The SEC Office of Compliance Inspections and Examinations will delve into ETF sales strategies, trading practices and disclosures, paying particular attention to the extent to which client portfolios are invested in ETFs and the suitability of complex ETFs, such those that use leverage.
With variable annuities, the SEC will assess the suitability and supervision of sales, as well as disclosures that brokers provide to clients. Other new focus areas include examining liquidity — both of broker-dealers and fixed-income securities — and reviewing public pension advisers.
“These new areas of focus are extremely important to investors and financial institutions across the spectrum,” SEC Chairman Mary Jo White said in a statement. “Through information-sharing and conducting comprehensive examinations, OCIE continues to promote compliance with the federal securities laws to better protect investors and our markets.”
Priorities that are appearing again this year in the five-page letter include fee selection and reverse churning, cybersecurity, anti-money laundering, unregistered securities and investment advisers who have never been examined.
The overarching themes of the SEC examinations remained the same this year.
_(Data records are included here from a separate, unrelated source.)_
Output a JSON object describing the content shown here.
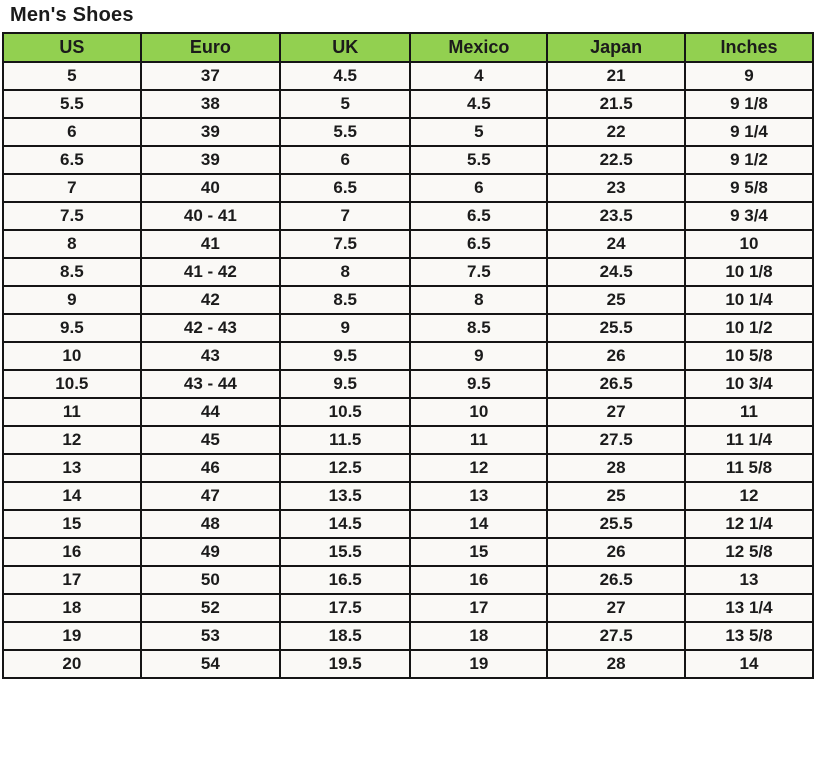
{
  "page": {
    "title": "Men's Shoes"
  },
  "table": {
    "columns": [
      "US",
      "Euro",
      "UK",
      "Mexico",
      "Japan",
      "Inches"
    ],
    "column_widths_pct": [
      17.0,
      17.2,
      16.1,
      16.9,
      17.0,
      15.8
    ],
    "rows": [
      [
        "5",
        "37",
        "4.5",
        "4",
        "21",
        "9"
      ],
      [
        "5.5",
        "38",
        "5",
        "4.5",
        "21.5",
        "9 1/8"
      ],
      [
        "6",
        "39",
        "5.5",
        "5",
        "22",
        "9 1/4"
      ],
      [
        "6.5",
        "39",
        "6",
        "5.5",
        "22.5",
        "9 1/2"
      ],
      [
        "7",
        "40",
        "6.5",
        "6",
        "23",
        "9 5/8"
      ],
      [
        "7.5",
        "40 - 41",
        "7",
        "6.5",
        "23.5",
        "9 3/4"
      ],
      [
        "8",
        "41",
        "7.5",
        "6.5",
        "24",
        "10"
      ],
      [
        "8.5",
        "41 - 42",
        "8",
        "7.5",
        "24.5",
        "10 1/8"
      ],
      [
        "9",
        "42",
        "8.5",
        "8",
        "25",
        "10 1/4"
      ],
      [
        "9.5",
        "42 - 43",
        "9",
        "8.5",
        "25.5",
        "10 1/2"
      ],
      [
        "10",
        "43",
        "9.5",
        "9",
        "26",
        "10 5/8"
      ],
      [
        "10.5",
        "43 - 44",
        "9.5",
        "9.5",
        "26.5",
        "10 3/4"
      ],
      [
        "11",
        "44",
        "10.5",
        "10",
        "27",
        "11"
      ],
      [
        "12",
        "45",
        "11.5",
        "11",
        "27.5",
        "11 1/4"
      ],
      [
        "13",
        "46",
        "12.5",
        "12",
        "28",
        "11 5/8"
      ],
      [
        "14",
        "47",
        "13.5",
        "13",
        "25",
        "12"
      ],
      [
        "15",
        "48",
        "14.5",
        "14",
        "25.5",
        "12 1/4"
      ],
      [
        "16",
        "49",
        "15.5",
        "15",
        "26",
        "12 5/8"
      ],
      [
        "17",
        "50",
        "16.5",
        "16",
        "26.5",
        "13"
      ],
      [
        "18",
        "52",
        "17.5",
        "17",
        "27",
        "13 1/4"
      ],
      [
        "19",
        "53",
        "18.5",
        "18",
        "27.5",
        "13 5/8"
      ],
      [
        "20",
        "54",
        "19.5",
        "19",
        "28",
        "14"
      ]
    ],
    "colors": {
      "header_bg": "#92d050",
      "cell_bg": "#faf9f6",
      "border": "#151515",
      "text": "#1b1b1b"
    }
  }
}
They include protecting retail investors, with an emphasis on the elderly, assessing market-wide risks and using technology to target violations.
“It's pretty clear that the SEC is concerned about the aging population of the country,” said Jay Gould, a partner at Winston & Strawn. “Suitability and best interests of the client take into account fee arrangement. [Investment advisers and brokers] need to be aware of that, particularly when dealing with older clients.”
One investment product that is popular among investors who are planning for their retirement is variable annuities. The SEC's focus on this area complements the emphasis the Labor Department has put on the vehicles, which can provided guaranteed lifetime income but also come with high fees.
A trade association representing the retirement-income industry said that it welcomes the SEC's scrutiny.
“Our members are already focused every day on ensuring that variable annuity transactions are suitable through training programs and through supervision in the form of principal review of every transaction,” said Lee Covington, senior vice president and general counsel at the Insured Retirement Institute.
The group also is encouraging the SEC to release a prospectus summary for variable annuities.
“That will enhance disclosures and lead to fewer unsuitable practices,” Mr. Covington said.
Placing ETFs on the examination list is another step the agency is taking to monitor risks associated with the products. Over the summer, it gathered public comment about the products and on Christmas Eve released a report about their possible role in market gyrations on Aug. 24.
The SEC also is working on rules that address mutual fund and ETF liquidity and use of derivatives.
“Clearly, ETFs are fully in their sights,” said Dave Nadig, director of ETFs at FactSet Research Systems, a data and analytics firm. “It's the place where they've spent the most effort in 2015 across the SEC.”
The ETF market is growing quickly. The vehicles had inflows of $243 billion in 2015 compared to an outflow of $175 billion in traditional mutual funds, according to Mr. Nadig.
“Investors are voting with their feet,” Mr. Nadig said. “The SEC is trying to make sure they're on top of it.”